The invitation language is careful to frame the trip as an opportunity to “promote, enhance, and grow the industry,” but the fine print notes that attendees are required to sign an I-9, as the IRS may consider the trip as income. In other words, the trip is considered non-cash compensation by the company and the IRS.

On Feb. 12, Pacific Life announced it earned a spot on the 2018 World’s Most Ethical Companies list.

‘Uncommon practice’ in the industry

Pacific Life is the only major player in the structured settlement industry to offer brokers luxurious trips like this, according to industry insiders. (Yahoo Finance reached out to the top 10 providers in the industry, including Berkshire Hathaway, MetLife, AIG, Liberty Mutual, New York Mutual, Prudential, USAA, Amica, and State Farm. None of which said they have these trips.)

According to Mark Wahlstrom, a structured settlements consultant with Wahlstrom & Associates in Scottsdale, Ariz., incentives were once in the industry but had “dwindled down and is now a highly uncommon practice.”

“To me, a structured settlement annuity carries a higher standard of care given the vulnerable population we’re dealing with, injury victims,” said Wahlstrom. “In every instance we should always be looking for the most suitable market, not the company that’s offering us incentives. That’s why it’s uncommon and unwise because nothing should interfere with that decision process other than the best company at the best price.”

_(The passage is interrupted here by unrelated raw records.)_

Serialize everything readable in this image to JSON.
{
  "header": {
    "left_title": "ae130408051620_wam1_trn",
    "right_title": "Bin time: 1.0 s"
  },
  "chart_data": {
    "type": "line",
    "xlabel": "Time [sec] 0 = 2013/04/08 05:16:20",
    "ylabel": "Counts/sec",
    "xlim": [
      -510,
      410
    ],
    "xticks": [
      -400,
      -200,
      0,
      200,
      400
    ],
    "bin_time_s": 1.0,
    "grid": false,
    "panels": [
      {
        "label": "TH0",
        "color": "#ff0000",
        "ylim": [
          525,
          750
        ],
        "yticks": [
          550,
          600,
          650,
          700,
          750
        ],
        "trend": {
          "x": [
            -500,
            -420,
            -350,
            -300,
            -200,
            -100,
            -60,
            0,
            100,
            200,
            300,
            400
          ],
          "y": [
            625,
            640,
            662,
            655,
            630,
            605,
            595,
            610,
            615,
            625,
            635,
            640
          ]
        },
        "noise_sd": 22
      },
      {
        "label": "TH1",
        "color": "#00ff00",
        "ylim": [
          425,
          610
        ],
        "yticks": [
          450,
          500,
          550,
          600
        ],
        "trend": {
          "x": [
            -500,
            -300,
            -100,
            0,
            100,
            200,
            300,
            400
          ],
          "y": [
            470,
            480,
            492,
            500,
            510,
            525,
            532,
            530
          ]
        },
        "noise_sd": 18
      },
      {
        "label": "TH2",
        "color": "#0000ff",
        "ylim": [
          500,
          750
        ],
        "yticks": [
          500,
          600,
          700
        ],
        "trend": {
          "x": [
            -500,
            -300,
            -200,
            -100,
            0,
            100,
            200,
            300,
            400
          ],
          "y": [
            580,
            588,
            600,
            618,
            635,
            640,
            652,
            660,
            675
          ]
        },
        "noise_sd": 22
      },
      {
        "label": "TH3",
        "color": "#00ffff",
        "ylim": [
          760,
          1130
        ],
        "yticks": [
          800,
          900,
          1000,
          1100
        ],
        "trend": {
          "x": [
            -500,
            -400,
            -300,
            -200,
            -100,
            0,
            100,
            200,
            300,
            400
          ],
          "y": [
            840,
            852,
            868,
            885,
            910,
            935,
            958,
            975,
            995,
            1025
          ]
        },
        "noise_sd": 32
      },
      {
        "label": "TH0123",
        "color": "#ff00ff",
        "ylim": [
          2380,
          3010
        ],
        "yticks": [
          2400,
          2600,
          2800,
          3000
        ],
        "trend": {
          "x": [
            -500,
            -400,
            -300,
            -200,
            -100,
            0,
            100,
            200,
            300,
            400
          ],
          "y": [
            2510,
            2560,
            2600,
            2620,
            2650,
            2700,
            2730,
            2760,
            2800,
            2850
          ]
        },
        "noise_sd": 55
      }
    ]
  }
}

Pacific Life regains market share

In 2014, Pacific Life had bottomed out on a two-year slide in the structured settlement industry in which it fell from the top position (17% market share) to number three (14%), behind Berkshire Hathaway and MetLife. In late 2014, the company announced its first trip, to Bora Bora, which took place in September 2016.

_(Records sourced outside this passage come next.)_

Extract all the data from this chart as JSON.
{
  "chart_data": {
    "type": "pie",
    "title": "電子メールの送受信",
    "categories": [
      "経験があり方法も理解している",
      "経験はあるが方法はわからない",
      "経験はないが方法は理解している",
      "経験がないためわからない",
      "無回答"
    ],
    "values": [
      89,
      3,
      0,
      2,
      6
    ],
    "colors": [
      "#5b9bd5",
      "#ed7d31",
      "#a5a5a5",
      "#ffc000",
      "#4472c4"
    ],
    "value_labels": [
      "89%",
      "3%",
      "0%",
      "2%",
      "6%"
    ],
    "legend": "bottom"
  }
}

The following year, Pacific Life surged back to recapture second place, regaining 16% of the market. In 2016, the company had 20% of the structured settlement business, generating over $1.2 billion in structured settlement sales, according to LIMRA, an industry group for insurance, retirement, and financial services.

Undisclosed incentives vs. disclosed incentives

A structured settlement is struck when an injured plaintiff and the defense agree on terms of how much money should be distributed. Generally, each party will hire its own broker, and the two brokers will arrange for an annuity to be bought. The brokers’ services are paid for by the annuity provider at a 4% commission, often 2% to each broker.

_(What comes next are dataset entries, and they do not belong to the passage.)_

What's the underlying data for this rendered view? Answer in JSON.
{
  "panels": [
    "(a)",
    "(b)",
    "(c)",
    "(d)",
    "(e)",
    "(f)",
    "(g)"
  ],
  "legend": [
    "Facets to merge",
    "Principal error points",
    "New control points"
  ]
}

While these fees are usually clearly disclosed to clients — there is an ongoing lawsuit about this in the industry alleging this is not in fact true — one veteran structured settlements consultant told Yahoo Finance they never heard a trip come up with a client.

A 2016 ProPublica report found that a single free meal from a pharmaceutical sales rep was enough to incentivize doctors to prescribe their drugs more. So it stands to reason that a luxe trip to a tropical locale like Bora Bora or the Maldives — complete with in-ocean bar, according to pictures posted on Facebook by some of the attendees — could be big enough carrot to make a broker favor one annuity provider over another. Even if the non-cash perks are accepted on a good-faith basis, they could put a thumb on the scale.

The annuity industry’s reputation has been blemished before for not disclosing conflicts of interest. For years, seniors have fielded pitches for annuities, often enticed by a free dinner. While some annuities make sense for seniors, it is well-documented that brokers have long enjoyed non-cash perks like trips and other luxuries from annuity providers for securing new business.

In a report from Sen. Elizabeth Warren’s office in 2015, 13 of the 15 annuity companies surveyed “admitted to offering kickbacks” and that they were most frequently “all-expense-paid trips to expensive vacation destinations such as Aruba, the Bahamas, and other resorts.” The report added that this information is seldom disclosed to consumers.

When these non-cash incentives aren’t disclosed, the parties buying the structured settlement annuities could more likely be steered toward more expensive options that may not be right for them. This behavior, which studies had shown costs retirees significantly, helped spur the Department of Labor to implement a fiduciary rule barring these practices for retirement accounts.